Esteban Lisa [1895-1983] Spanish / Argentine : Composicion [Composition], 1953.
$7,500
Esteban Lisa (1895-1983)
Spanish / Argentine
Composicion [Composition], 1953
Oil on board
9 x 11-1/2 inches
Signed at lower right and dated : ‘LiLA / 6 – 9 – 1953’.
Excellent original condition
Outside dimensions of the frame 12 x 14 inches
Original frame
Esteban Lisa was born in Hinojosa de San Vicente (Toledo, Spain) on August 8, 1895.
At the age of twelve he emigrated to Argentina to live with his paternal uncles. He worked as a dishwasher, then as a messenger and later as a librarian at the Central Post Office in Buenos Aires. At the same time he completed his primary education. He entered the Beato Angélico School of Art, where he studied with Fray Guillermo Butler. He worked as a painting teacher at the School for Adults, located at Serrano 900 (Buenos Aires), and joined the Argentine Teachers’ Association. He married the Doctor of Philosophy and Letters, Josefina Pierini.
He developed his pictorial production almost uninterruptedly from the 1930s until 1978, an activity that he complemented with his studies in philosophy and science. He was always accompanied by a mystical conception of life and art, and abstraction was the visual medium he chose to communicate it.
He was not interested in pursuing a career as an artist-painter, as he perceived that his role within society would be to contribute to the spiritual development of human beings through teaching painting techniques. He thus carefully preserved his work for new generations.
His little book Kant, Einstein and Picasso, published in 1956, which he circulated among friends and cultural institutions, would underline his major preferences. His literary production includes 14 written and published books, among which are “Four-Dimensional Psychophysical Theory” and “Plato’s Theory of Worldview and Vision”.

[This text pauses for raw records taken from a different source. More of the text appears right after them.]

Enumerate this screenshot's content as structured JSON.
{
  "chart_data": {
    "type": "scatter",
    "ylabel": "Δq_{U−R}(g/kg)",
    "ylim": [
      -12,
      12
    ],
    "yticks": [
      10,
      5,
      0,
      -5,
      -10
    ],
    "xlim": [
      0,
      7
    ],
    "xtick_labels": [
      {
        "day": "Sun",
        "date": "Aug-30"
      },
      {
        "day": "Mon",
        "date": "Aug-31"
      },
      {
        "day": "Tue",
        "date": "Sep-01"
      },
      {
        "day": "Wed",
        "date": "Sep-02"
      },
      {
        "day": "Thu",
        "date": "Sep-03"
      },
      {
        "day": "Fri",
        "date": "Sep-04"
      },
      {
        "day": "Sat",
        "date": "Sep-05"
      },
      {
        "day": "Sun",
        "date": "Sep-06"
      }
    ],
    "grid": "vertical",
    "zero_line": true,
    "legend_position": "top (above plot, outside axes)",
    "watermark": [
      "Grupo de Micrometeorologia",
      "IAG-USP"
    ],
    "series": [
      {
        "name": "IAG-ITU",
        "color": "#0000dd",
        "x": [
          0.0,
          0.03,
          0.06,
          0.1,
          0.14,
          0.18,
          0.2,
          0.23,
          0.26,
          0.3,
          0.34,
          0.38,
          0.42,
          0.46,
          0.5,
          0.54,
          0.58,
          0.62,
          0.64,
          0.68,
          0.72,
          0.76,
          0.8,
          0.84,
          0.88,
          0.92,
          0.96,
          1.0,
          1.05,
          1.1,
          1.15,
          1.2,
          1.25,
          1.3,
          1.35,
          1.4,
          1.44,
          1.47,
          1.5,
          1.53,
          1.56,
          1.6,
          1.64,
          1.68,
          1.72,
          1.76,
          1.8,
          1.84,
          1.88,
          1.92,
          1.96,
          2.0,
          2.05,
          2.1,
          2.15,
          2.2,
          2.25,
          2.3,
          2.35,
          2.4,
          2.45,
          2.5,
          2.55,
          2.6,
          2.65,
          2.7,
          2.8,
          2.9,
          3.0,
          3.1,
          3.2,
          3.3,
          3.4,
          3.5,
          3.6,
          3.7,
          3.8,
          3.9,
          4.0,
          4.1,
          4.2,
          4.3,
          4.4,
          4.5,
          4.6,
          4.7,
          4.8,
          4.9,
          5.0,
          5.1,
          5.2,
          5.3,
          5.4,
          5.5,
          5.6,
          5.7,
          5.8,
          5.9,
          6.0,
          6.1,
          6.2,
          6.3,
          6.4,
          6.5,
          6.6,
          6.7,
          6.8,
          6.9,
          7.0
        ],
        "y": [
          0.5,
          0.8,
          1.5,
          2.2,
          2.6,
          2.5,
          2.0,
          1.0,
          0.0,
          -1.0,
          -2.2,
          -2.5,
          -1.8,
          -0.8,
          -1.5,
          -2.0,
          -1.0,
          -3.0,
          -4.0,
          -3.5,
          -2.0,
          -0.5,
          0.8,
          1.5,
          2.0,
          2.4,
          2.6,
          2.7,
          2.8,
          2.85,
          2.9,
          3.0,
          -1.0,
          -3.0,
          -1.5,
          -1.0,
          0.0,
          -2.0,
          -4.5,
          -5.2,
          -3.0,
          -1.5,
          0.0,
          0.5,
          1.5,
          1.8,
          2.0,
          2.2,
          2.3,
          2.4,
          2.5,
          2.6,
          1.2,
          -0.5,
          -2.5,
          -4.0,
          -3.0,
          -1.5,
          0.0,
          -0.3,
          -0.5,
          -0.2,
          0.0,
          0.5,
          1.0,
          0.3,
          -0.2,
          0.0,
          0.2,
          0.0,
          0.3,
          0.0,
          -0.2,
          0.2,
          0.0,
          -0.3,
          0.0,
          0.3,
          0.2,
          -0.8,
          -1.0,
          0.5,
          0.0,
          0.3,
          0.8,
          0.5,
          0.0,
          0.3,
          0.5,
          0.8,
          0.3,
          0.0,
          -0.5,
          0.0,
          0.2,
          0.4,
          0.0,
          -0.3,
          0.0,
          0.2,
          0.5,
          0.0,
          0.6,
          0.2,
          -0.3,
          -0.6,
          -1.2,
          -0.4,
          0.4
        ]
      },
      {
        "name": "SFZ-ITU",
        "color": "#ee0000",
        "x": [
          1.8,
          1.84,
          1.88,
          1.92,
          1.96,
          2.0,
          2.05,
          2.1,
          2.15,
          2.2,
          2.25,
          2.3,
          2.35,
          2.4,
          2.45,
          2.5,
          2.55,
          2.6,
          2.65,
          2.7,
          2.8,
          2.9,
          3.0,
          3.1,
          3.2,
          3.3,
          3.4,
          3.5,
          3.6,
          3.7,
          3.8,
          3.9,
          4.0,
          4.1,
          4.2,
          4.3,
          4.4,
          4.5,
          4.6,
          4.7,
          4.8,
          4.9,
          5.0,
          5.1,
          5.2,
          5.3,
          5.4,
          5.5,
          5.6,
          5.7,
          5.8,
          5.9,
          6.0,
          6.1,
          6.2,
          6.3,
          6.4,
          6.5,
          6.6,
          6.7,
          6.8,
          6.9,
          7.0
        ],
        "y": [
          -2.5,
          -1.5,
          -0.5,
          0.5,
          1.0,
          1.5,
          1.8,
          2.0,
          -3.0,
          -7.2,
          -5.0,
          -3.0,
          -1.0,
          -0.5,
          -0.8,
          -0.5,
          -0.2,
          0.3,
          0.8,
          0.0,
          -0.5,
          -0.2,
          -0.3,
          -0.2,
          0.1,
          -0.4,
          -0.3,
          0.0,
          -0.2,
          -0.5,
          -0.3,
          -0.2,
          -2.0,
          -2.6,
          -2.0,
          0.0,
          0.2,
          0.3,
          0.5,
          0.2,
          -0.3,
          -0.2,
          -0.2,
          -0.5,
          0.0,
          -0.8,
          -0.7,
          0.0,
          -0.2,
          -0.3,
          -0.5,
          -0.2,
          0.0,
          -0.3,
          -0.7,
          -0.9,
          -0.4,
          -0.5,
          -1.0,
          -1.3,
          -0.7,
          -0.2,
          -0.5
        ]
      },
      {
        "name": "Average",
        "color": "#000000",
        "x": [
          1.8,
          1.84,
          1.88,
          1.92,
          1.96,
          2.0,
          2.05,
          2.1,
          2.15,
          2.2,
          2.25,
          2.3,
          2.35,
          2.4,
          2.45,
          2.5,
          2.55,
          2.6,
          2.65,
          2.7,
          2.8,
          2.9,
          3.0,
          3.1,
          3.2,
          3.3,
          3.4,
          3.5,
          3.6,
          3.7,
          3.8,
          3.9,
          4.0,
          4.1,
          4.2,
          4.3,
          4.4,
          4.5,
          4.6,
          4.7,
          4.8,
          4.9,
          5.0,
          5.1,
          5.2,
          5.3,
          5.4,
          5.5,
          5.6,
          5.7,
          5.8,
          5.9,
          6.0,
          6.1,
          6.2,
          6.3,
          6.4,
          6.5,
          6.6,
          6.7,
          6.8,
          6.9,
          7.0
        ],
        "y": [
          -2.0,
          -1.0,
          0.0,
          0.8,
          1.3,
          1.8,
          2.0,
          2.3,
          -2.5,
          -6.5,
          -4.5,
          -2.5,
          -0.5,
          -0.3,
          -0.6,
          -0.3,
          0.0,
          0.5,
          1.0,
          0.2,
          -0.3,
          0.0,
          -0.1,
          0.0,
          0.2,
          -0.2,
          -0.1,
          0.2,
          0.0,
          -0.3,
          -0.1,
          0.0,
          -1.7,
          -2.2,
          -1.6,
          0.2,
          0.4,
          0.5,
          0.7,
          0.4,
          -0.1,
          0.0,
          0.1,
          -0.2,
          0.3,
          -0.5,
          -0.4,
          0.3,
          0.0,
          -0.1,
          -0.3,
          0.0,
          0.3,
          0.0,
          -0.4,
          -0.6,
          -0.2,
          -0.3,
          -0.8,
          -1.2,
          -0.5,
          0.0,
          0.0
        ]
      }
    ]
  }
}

Lisa had an extensive personal library consisting of more than 900 books on philosophy, Eastern religions and art, which is currently located at the headquarters of the Esteban Lisa Foundation.
In 1955, the year she retired from her official teaching job, Lisa founded – with the support of her students – her own center called “The Four Dimensions School of Modern Art”, located at Rivadavia 1966, Buenos Aires. Later, at Alsina 1535, her “Institute for Research on the Theory of Worldview” operated.
Between 1956 and 1979, Lisa gave numerous lectures in Buenos Aires, Montevideo, Paraná, Gualeguay and Azul on his Theory of Worldview, his way of linking aesthetic experiences, ethics and modern science.
He traveled to Spain to reunite with his family in 1981.
He died in Buenos Aires on June 19, 1983.